C’è una festa in maschera a casa Čechov quando due sconosciuti arrivano nella notte. Sono un famoso editore e un prestigioso critico venuti ad omaggiare il dottor Čechov per il suo valore letterario e proporgli sontuosi contratti editoriali. Anton non fa una piega. È un uomo di poche parole, ma soprattutto, poche emozioni, o almeno Nicolas Giraud che lo interpreta, non le dà a vedere. La regia, come la sceneggiatura, è minimalista, che un cortese eufemismo per non dire piatta. Forse c’era l’obiettivo di far emergere il lato umano del grande scrittore, uscendo dallo stereotipo del genio sregolato, solo che a furia di lavorare in sottrazione, Il Čechov di Féret appare più insipido che sensibile, un buon ragazzo gentile, affettuoso con la sorella e soprattutto il fratello pittore malato, ma piuttosto insulso , nonostante l’impegno solerte nel suo lavoro di medico, tanto che la regia deve ricorrere al frusto trucchetto di inserire nell’esperienza quotidiana dello scrittore richiami ai suoi racconti per giustificare l’ispirazione letteraria, altrimenti difficilmente intuibile nel protagonista. Non si capisce neppure perché un personaggio che appare così poco problematico si comporti poi come un dandy blasé quando gli si presenta l’occasione di una bella fanciulla che gli si concede, professandosi incapace di amare, dichiarazione a cui segue una scena languida di sesso fra i due, che sembra dirla lunga sulla determinazione dello scrittore.
Quindi, dopo la morte del fratello, Čechov va a Sakalin per condurre un’inchiesta sui forzati che lì, ai confini dell’impero, scontano la pena e finalmente si tira un respiro di sollievo, non tanto perché muti il registro della narrazione, ma almeno perché si esce dalle inquadrature ristrette e compresse che avevano contraddistinto la prima parte del film, contribuendo a suscitare un impressione di lieve claustrofobia, aprendo la prospettiva ai campi lunghi della desolazione grigia delle coste norvegesi, location dell’isola siberiana. La digressione avrebbe avuto la finalità di introdurci al Čechov progressista, che denuncia le privazioni e la brutalità di un sistema carcerario disumano.
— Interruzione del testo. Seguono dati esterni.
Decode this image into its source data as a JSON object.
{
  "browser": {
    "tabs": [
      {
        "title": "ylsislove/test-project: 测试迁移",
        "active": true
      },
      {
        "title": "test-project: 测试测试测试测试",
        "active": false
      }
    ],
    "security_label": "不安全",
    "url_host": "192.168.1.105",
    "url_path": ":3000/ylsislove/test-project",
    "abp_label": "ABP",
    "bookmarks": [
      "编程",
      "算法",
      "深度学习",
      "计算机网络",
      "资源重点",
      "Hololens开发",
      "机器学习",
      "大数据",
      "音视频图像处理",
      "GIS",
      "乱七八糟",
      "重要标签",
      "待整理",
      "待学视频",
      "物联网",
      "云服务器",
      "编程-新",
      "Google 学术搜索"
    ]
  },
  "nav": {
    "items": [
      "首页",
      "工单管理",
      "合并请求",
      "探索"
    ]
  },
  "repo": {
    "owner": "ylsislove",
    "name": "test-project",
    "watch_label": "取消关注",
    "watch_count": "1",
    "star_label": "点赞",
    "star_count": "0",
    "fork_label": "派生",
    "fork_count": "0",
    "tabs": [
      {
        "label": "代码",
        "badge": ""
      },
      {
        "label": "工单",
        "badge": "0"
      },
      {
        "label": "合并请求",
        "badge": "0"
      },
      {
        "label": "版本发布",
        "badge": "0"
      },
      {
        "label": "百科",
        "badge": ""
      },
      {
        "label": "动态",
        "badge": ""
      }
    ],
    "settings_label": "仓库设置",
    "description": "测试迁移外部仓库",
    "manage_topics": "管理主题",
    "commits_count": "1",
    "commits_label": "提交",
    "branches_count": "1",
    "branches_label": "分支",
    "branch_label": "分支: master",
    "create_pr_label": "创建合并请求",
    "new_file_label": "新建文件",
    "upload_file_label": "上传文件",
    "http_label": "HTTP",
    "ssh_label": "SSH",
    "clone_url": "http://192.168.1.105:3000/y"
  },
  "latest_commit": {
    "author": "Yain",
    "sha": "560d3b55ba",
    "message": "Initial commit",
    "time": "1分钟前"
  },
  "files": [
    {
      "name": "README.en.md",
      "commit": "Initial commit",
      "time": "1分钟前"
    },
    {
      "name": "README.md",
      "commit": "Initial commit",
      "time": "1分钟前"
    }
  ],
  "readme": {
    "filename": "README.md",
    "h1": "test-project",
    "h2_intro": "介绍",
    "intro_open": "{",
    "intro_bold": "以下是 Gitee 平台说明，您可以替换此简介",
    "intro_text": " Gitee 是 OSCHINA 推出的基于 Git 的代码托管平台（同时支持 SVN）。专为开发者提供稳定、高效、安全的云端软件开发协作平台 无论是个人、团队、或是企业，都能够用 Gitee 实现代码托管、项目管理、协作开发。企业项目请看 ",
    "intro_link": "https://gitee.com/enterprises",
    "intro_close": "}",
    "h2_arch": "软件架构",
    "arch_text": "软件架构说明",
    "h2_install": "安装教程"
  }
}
Tutto questo, in effetti, c’è, ma riportato secondo stereotipi piuttosto scontati (l’immancabile scena della fustigazione di un prigioniero, quella di un servitore forzato che ha perso la cognizione stessa di cosa sia la libertà), l’unico guizzo dovrebbe essere rappresentato da una timida relazione platonica che Čechov intesse con una istitutrice locale, che però non sembra in alcun modo giustificata. Appare così un mistero il fatto che un uomo che c’è stato presentato come del tutto refrattario al fascino femminile, sia interessato a questa ragazza che brilla per grigiore . Poi giungono i successi teatrali e la malattia.
Il film è del 2013. Possiamo formulare qualche ipotesi riguardo al fatto che abbia trovato distribuzione con 10 anni di ritardo.